A cor sumiu do rosto de Jem.
— Se você se recusar a fazê-lo, vou comprar por conta própria. Eu sempre estarei disposto. Você disse que queria ser a pessoa que comprava. E, quanto a isso... — ele tirou o anel da família Carstairs dedo e estendeu-o à Will — leve-o.
Will deixou seus olhos derivarem em direção à mão dele, em seguida, até o rosto de Jem. Uma dúzia de coisas horríveis que ele pudesse dizer ou fazer passou por sua mente. Alguém não se desfaz de uma personalidade tão rapidamente, ele tinha descoberto. Fingira ser cruel por tantos anos que a primeira ideia que lhe vinha era essa, como um homem que distraidamente leva sua charrete em direção à casa que vivera por toda a vida, apesar do fato de ter se mudado recentemente.
— Você deseja se casar comigo agora? — Will perguntou, por fim.
— Venda o anel. Ganhe o dinheiro. Eu te disse, você não deve ter que pagar as minhas drogas. Eu paguei as suas uma vez que, você sabe, e me lembro do sentimento. Foi desagradável.
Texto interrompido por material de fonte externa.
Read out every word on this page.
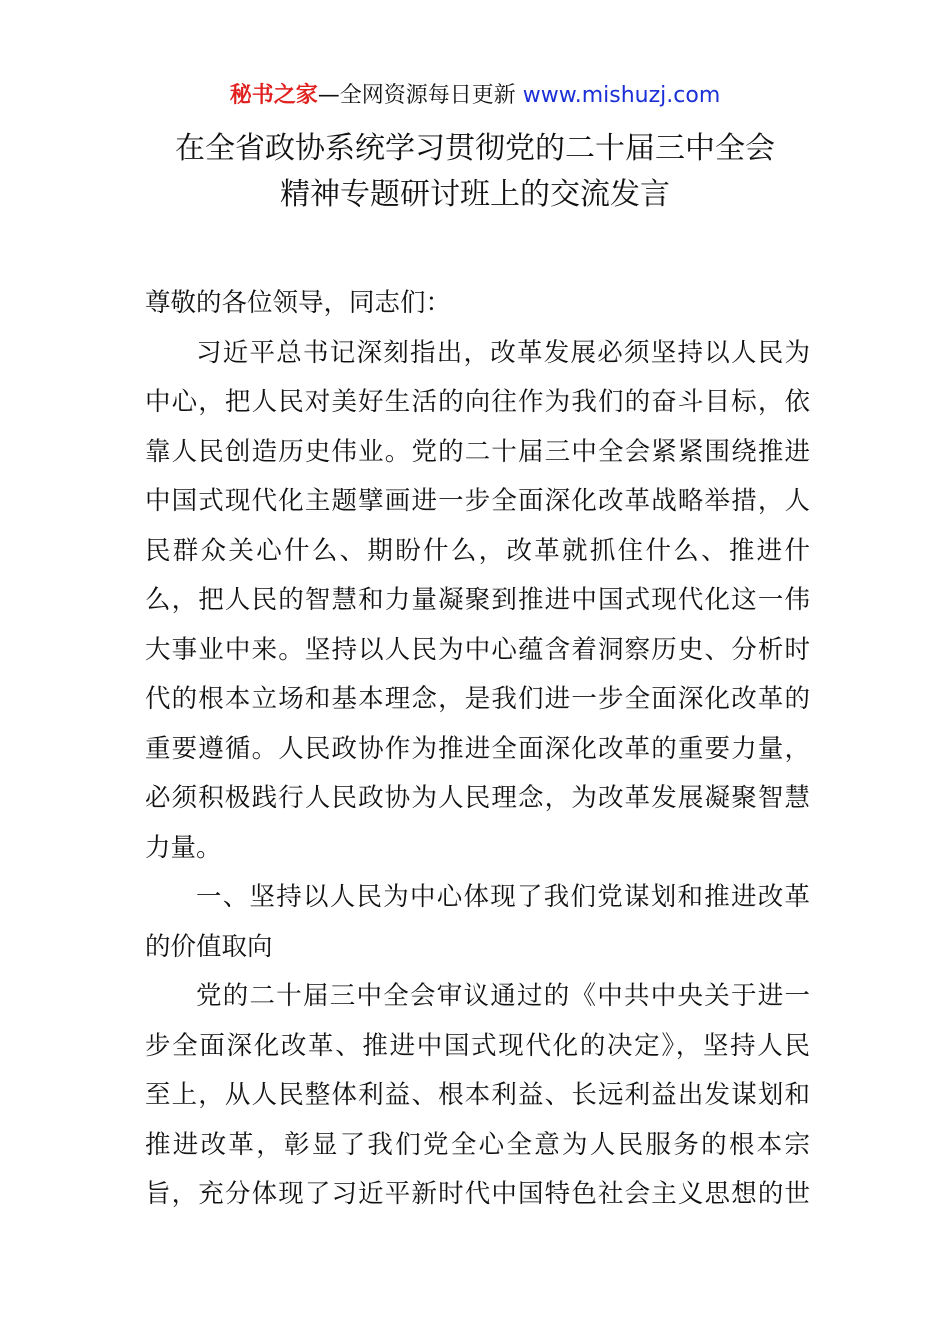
秘书之家—全网资源每日更新 www.mishuzj.com
在全省政协系统学习贯彻党的二十届三中全会
精神专题研讨班上的交流发言
尊敬的各位领导，同志们：
习近平总书记深刻指出，改革发展必须坚持以人民为
中心，把人民对美好生活的向往作为我们的奋斗目标，依
靠人民创造历史伟业。党的二十届三中全会紧紧围绕推进
中国式现代化主题擘画进一步全面深化改革战略举措，人
民群众关心什么、期盼什么，改革就抓住什么、推进什
么，把人民的智慧和力量凝聚到推进中国式现代化这一伟
大事业中来。坚持以人民为中心蕴含着洞察历史、分析时
代的根本立场和基本理念，是我们进一步全面深化改革的
重要遵循。人民政协作为推进全面深化改革的重要力量，
必须积极践行人民政协为人民理念，为改革发展凝聚智慧
力量。
一、坚持以人民为中心体现了我们党谋划和推进改革
的价值取向
党的二十届三中全会审议通过的《中共中央关于进一
步全面深化改革、推进中国式现代化的决定》，坚持人民
至上，从人民整体利益、根本利益、长远利益出发谋划和
推进改革，彰显了我们党全心全意为人民服务的根本宗
旨，充分体现了习近平新时代中国特色社会主义思想的世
Will estremeceu, em seguida, olhou para o símbolo da família Carstairs brilhando na palma de Jem, cheia cicatrizes pálidas. Ele estendeu a mão sobre a de seu amigo, fechando os dedos dele suavemente sobre o anel.
— Quando você se tornou imprudente e eu cauteloso? Desde quando eu tive que protegê-lo de si mesmo? É sempre você quem tem me guardado — seus olhos procuraram o rosto de Jem — ajude-me a compreendê-lo.
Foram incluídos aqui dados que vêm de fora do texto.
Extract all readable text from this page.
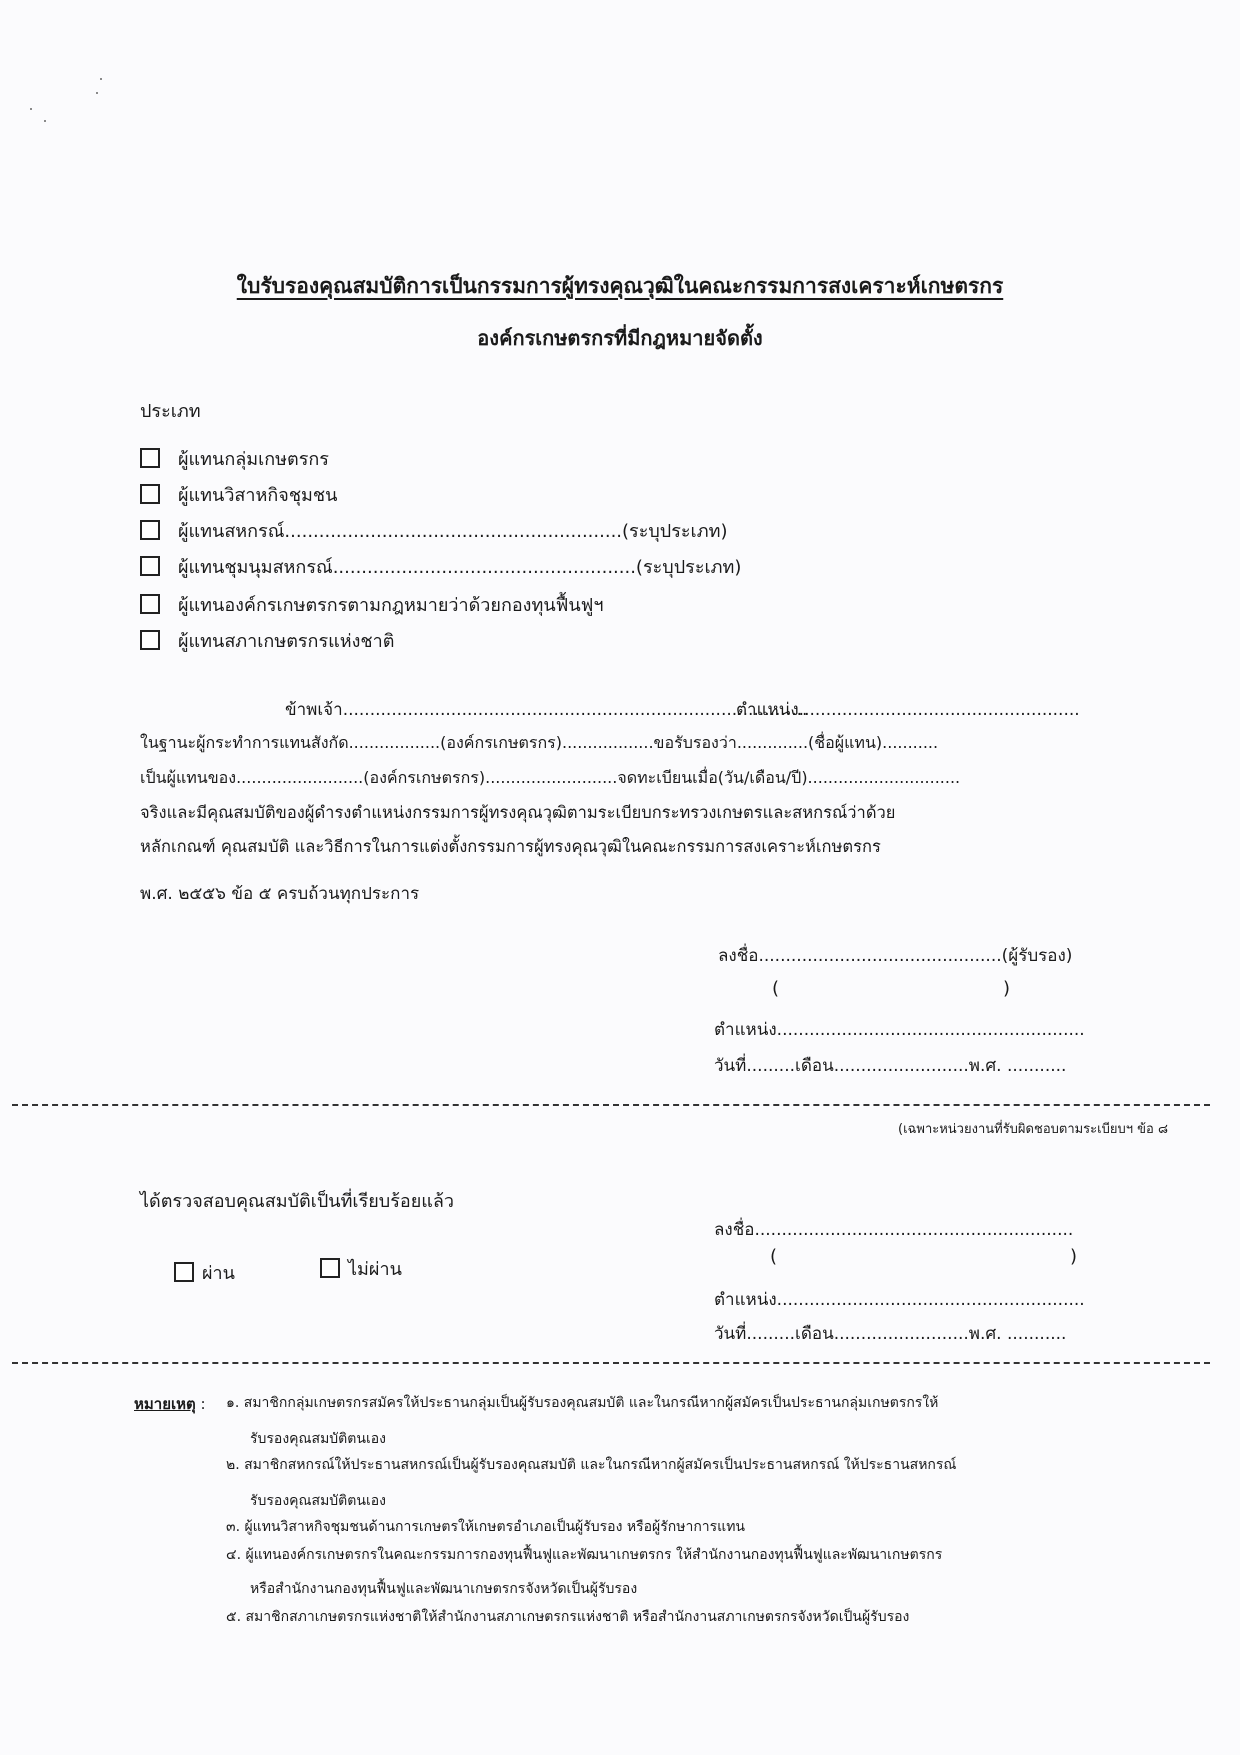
ใบรับรองคุณสมบัติการเป็นกรรมการผู้ทรงคุณวุฒิในคณะกรรมการสงเคราะห์เกษตรกร
องค์กรเกษตรกรที่มีกฎหมายจัดตั้ง
ประเภท
ผู้แทนกลุ่มเกษตรกร
ผู้แทนวิสาหกิจชุมชน
ผู้แทนสหกรณ์...........................................................(ระบุประเภท)
ผู้แทนชุมนุมสหกรณ์.....................................................(ระบุประเภท)
ผู้แทนองค์กรเกษตรกรตามกฎหมายว่าด้วยกองทุนฟื้นฟูฯ
ผู้แทนสภาเกษตรกรแห่งชาติ
ข้าพเจ้า......................................................................................
ตำแหน่ง....................................................
ในฐานะผู้กระทำการแทนสังกัด..................(องค์กรเกษตรกร)..................ขอรับรองว่า..............(ชื่อผู้แทน)...........
เป็นผู้แทนของ.........................(องค์กรเกษตรกร)..........................จดทะเบียนเมื่อ(วัน/เดือน/ปี)..............................
จริงและมีคุณสมบัติของผู้ดำรงตำแหน่งกรรมการผู้ทรงคุณวุฒิตามระเบียบกระทรวงเกษตรและสหกรณ์ว่าด้วย
หลักเกณฑ์ คุณสมบัติ และวิธีการในการแต่งตั้งกรรมการผู้ทรงคุณวุฒิในคณะกรรมการสงเคราะห์เกษตรกร
พ.ศ. ๒๕๕๖ ข้อ ๕ ครบถ้วนทุกประการ
ลงชื่อ.............................................(ผู้รับรอง)
(	)
ตำแหน่ง.........................................................
วันที่.........เดือน.........................พ.ศ. ...........
(เฉพาะหน่วยงานที่รับผิดชอบตามระเบียบฯ ข้อ ๘
ได้ตรวจสอบคุณสมบัติเป็นที่เรียบร้อยแล้ว
ผ่าน	ไม่ผ่าน
ลงชื่อ...........................................................
(	)
ตำแหน่ง.........................................................
วันที่.........เดือน.........................พ.ศ. ...........
หมายเหตุ : ๑. สมาชิกกลุ่มเกษตรกรสมัครให้ประธานกลุ่มเป็นผู้รับรองคุณสมบัติ และในกรณีหากผู้สมัครเป็นประธานกลุ่มเกษตรกรให้
รับรองคุณสมบัติตนเอง
๒. สมาชิกสหกรณ์ให้ประธานสหกรณ์เป็นผู้รับรองคุณสมบัติ และในกรณีหากผู้สมัครเป็นประธานสหกรณ์ ให้ประธานสหกรณ์
รับรองคุณสมบัติตนเอง
๓. ผู้แทนวิสาหกิจชุมชนด้านการเกษตรให้เกษตรอำเภอเป็นผู้รับรอง หรือผู้รักษาการแทน
๔. ผู้แทนองค์กรเกษตรกรในคณะกรรมการกองทุนฟื้นฟูและพัฒนาเกษตรกร ให้สำนักงานกองทุนฟื้นฟูและพัฒนาเกษตรกร
หรือสำนักงานกองทุนฟื้นฟูและพัฒนาเกษตรกรจังหวัดเป็นผู้รับรอง
๕. สมาชิกสภาเกษตรกรแห่งชาติให้สำนักงานสภาเกษตรกรแห่งชาติ หรือสำนักงานสภาเกษตรกรจังหวัดเป็นผู้รับรอง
Jem ficou muito quieto. Então ele disse:
— No começo, quando percebi que eu amava Tessa, acho que, talvez, fosse o amor me fazendo bem. Eu não tinha tido um ataque em tanto tempo. E quando perguntei se ela queria se casar comigo, eu disse isso a ela. Era o amor me curando. Assim, quando aconteceu pela primeira vez eu estava... a primeira vez que aconteceu de novo, depois disso, eu não podia suportar dizer a ela, não queria que ela pensasse que isso significava uma diminuição do meu amor por ela. Tomei mais da droga, para me defender de outro ataque. Logo eu estava tomando mais da droga para simplesmente me manter em pé do que costumava tomar para me manter por uma semana. Eu não tenho anos, Will. Posso até não ter meses. E não quero que Tessa saiba. Por favor, não diga a ela. Não apenas por causa dela, mas por mim.
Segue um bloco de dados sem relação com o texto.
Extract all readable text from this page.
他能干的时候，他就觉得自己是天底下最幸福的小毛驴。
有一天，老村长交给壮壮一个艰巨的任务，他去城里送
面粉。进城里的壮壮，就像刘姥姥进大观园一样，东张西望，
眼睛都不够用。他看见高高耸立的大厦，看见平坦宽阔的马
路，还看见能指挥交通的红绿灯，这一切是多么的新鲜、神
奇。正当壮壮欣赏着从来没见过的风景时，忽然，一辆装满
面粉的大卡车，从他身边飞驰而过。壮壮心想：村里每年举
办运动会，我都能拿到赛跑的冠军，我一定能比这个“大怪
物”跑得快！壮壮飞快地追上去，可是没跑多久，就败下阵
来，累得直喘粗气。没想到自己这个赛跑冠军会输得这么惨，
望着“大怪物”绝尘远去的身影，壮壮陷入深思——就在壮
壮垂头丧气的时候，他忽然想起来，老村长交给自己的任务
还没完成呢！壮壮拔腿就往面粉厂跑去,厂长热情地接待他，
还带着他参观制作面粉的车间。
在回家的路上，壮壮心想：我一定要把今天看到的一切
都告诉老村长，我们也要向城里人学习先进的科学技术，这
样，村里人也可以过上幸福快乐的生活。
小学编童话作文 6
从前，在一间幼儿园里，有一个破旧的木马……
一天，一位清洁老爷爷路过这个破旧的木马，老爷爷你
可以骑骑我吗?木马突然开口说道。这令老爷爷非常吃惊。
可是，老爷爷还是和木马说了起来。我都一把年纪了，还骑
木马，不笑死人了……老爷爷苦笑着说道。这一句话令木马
Contra sua própria vontade, quase, Will sentiu próprio entendimento. Ele teria feito qualquer coisa, pensou, diria qualquer mentira, tomaria qualquer risco para fazer Tessa amá-lo. Ele teria feito...
Quase qualquer coisa. Ele não trairia Jem por isso. Essa era a única coisa que ele não faria. E agora Jem se levantou, com a mão na de Will, seus olhos pedindo sua simpatia, seu entendimento. E como não poderia Will entender? Lembrou-se de estar na sala de Magnus, implorando para ser enviado para o Reino dos Demônios, em vez de viver mais uma hora, outro momento, de uma vida que não podia mais suportar.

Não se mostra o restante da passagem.